Up to now, we have not seen a robust all-encompassing system capable of detecting ears under all possible conditions in natural images, and we are glad to introduce this new alternative. Granted, our system still has some important failures which we must address in future versions of the system, primarily to decrease the false positive rate, which would allow decreasing the threshold and thus improve the overall performance.
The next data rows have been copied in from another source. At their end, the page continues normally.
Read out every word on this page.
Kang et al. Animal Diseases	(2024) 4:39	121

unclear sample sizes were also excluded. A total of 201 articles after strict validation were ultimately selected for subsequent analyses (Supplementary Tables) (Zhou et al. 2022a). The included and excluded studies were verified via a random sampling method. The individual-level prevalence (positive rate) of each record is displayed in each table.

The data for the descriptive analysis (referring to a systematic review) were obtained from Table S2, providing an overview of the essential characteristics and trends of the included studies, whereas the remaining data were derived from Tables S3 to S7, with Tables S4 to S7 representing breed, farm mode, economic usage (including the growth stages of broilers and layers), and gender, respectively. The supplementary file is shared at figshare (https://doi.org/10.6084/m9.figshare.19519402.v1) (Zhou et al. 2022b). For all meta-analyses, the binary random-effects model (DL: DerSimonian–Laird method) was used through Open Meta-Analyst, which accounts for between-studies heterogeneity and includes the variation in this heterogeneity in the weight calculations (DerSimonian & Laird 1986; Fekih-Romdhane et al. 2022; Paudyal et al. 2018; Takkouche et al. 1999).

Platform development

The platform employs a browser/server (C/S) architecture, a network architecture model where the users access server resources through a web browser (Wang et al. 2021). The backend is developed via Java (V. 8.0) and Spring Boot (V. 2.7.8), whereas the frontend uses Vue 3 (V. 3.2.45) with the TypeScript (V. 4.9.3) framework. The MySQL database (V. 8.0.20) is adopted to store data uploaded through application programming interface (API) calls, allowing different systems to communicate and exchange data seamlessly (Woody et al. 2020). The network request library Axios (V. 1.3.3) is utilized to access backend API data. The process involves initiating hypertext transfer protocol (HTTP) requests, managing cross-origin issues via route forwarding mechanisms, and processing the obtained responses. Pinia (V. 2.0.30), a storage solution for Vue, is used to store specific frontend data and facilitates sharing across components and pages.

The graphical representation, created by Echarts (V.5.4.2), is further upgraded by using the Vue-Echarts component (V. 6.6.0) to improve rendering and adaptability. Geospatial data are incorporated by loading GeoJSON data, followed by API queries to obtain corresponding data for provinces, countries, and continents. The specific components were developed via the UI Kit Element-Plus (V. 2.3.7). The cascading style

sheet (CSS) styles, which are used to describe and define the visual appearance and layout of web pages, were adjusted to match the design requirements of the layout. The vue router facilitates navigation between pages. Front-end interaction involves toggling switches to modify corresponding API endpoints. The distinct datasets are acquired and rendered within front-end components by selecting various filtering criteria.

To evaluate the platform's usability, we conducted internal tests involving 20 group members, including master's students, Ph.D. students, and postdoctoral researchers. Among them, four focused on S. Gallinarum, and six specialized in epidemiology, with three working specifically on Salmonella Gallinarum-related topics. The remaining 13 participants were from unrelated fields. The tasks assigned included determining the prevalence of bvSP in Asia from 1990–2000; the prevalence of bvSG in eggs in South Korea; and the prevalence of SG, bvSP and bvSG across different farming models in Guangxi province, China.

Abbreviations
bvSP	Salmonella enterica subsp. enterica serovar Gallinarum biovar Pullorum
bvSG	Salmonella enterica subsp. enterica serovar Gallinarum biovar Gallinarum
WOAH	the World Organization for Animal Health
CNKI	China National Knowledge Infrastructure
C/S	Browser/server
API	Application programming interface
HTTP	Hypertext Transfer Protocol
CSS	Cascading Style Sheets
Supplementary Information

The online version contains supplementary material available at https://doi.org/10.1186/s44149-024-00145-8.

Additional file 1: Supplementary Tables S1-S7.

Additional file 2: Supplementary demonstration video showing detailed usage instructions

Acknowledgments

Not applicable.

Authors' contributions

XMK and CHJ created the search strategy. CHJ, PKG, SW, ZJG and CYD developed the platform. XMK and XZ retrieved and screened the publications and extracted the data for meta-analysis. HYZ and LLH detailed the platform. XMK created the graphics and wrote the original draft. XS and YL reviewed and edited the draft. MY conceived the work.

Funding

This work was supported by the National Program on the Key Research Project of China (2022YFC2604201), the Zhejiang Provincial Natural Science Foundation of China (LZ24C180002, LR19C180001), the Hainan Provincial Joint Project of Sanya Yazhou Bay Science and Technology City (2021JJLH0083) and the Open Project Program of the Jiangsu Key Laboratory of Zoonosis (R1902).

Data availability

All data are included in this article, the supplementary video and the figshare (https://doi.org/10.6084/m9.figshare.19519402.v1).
However, the results so far are very encouraging, and having such a robust detector is the first important step towards building an ear recognition system, something which obviously is a future line of research to be conducted presently.
Further future lines of research include the implementation of this system in an even more optimized manner in order to deploy it on low power mobile or embedded devices for practical biometric applications.
Finally, it is important to note that although this work was aimed mainly towards ear detection, it presents an end-to-end object recognition framework which can be adapted very similarly to other computer vision tasks requiring a comparable type of classification executed over natural imagery for real-time detection and tracking. Convolutional neural networks have been shown time and time again to be extremely powerful image classifiers, especially when they are used as ensemble systems, and this work has presented one more way in which they can be applied to this kind of task.